Our Intelligence and Investigations Partner, Juliet Young explores the importance of Investigative Due Diligence in the context of deal making.
Over the years I’ve had some weird and wonderful investigative questions thrown my way, but none so strange as those from clients looking to close a deal. For example: ‘is it true that [insert name of relevant business owner or director] spied for the Russians/was a member of the National Front/was the target of a hitman/was connected to a Colombian drug cartel?’ None of these are made up.
You may be thinking: how on earth did these individuals find themselves on the radar of serious investors? The answer is that they were all extremely successful businesspeople. They had founded and grown companies which had performed exceptionally well, had developed a niche in the market or were driven by innovative technology. Their founders had taken calculated risks and made bold decisions underpinned by almost boundless reserves of passion and energy. But it was precisely this risk-taking that had led to “red flags” being thrown up, and the clients needed to evaluate the credibility of these rumours. Was there a reasonable explanation? Or was there some truth to it?
Investigative due diligence, which to borrow from the infamous Heineken advert, reaches the parts other due diligence does not. It is usually instructed early in the deal process to inform legal, financial and commercial due diligence, and potentially save abortive costs.
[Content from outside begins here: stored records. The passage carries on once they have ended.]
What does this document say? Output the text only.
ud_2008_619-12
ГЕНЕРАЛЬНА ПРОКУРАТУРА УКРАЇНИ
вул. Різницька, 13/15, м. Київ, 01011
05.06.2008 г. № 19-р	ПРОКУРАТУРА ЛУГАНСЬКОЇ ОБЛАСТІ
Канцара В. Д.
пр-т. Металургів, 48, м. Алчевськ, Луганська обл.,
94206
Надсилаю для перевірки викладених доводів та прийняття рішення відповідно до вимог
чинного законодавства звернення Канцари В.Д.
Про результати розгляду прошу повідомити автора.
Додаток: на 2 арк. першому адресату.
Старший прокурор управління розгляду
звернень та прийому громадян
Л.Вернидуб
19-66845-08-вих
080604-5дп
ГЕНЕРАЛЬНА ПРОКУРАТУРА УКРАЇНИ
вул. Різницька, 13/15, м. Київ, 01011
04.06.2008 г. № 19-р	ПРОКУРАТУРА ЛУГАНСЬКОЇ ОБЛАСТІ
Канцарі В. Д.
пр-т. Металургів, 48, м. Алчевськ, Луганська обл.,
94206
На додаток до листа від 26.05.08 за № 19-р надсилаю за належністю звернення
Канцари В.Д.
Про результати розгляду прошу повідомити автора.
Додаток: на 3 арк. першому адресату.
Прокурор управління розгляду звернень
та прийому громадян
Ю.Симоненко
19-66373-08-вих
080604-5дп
The process should substantiate what information is available (do the facts stand up?), and then go beyond this, performing a thorough trawl of public records, open-source material, and potentially speak to people who know the business and executives.
Investigative due diligence is not “taking up references” provided by the executive team. An investigator will make their own list of sources to speak to. Whether or not they approach all of them (and how) will be a decision for the investigator and the client, but the aim is to understand the universe of people around a business or executive, both friend and foe.
Unlike financial and legal due diligence, where there are tried and tested methods of establishing working capital needs or future earnings, investigative due diligence needs to be rigorous and thorough – but rely on experience, intuition, and judgment to know where to look for information that might be valuable. The words of one ancient Greek philosopher hold just as true for 21st century deal-making as they did around 400 BC in Athens: “a good decision is based on knowledge, not numbers”. We once identified detailed accounts of lavish office parties from a company’s Glassdoor accounts. This was further corroborated with some interesting social media photos. Fortunately for the company, these hadn’t been picked up by any enterprising journalists, but it certainly raised some questions about the culture at the company.
In the cases I described above, the investigation was triggered by a “red flag” uncovered by other due diligence processes (legal, commercial, financial). In these cases, the job is to look for information which may show, on balance, whether the rumour is likely to be true, the likely source of the information, and any explanatory context. For example, had this stemmed from a disgruntled employee or competitor?
In one case, we discovered that one of the executives had inherited several businesses. His father had most likely transferred them because he was, as it turned out, likely to do time in jail for money laundering. A deal killer, right? However, as his parents’ only child, he had been put in an awkward position and taken custody of the businesses, a fact we verified, and was in the process of shutting it down. Had he been one of six siblings, and hand-picked by his father, the picture might have looked very different.
As investigators working closely with media lawyers, we have a privileged insight into the stories behind the headlines. What can seem like a laundry list of “red flags” – or deal breakers – are often more nuanced. Detractors, competitors, and adversaries know that the most effective way to damage the other side is by hitting them where it hurts – financing; seeding a rumour which will ultimately end up blocking a transaction with a bank or a deal with a counterparty.
Once you have the context and analysis, you can begin to formulate recommendations – ways to handle the issues that have cropped up.
An obvious next step might be putting a series of questions to the executive or target company to see how they react, particularly where you have ascertained the facts in advance. Does their version of events stack up? After all, it is as worthwhile to judge them not only by their past actions, but also how they handle the issue. Are they upfront and transparent? If they fall at this hurdle, it doesn’t bode well for future reputational crises.
Perhaps there are specific provisions or indemnities that you can include in the deal to protect the investment. In the worst-case scenario, you might have to agree a dignified exit for the troublesome executive to protect the interests of the business.
The surprising fact is that following some investigative due diligence, none of the clients walked away from the deals. Equipped with a strong assessment of the facts, they found ways to navigate the issues when a queasier competitor might have baulked. In a period when more money is chasing fewer good deals, this can give an investor the edge. Either way, whether you instruct it at the outset of the deal process, or when something doesn’t smell right, investigative due diligence is always money well spent.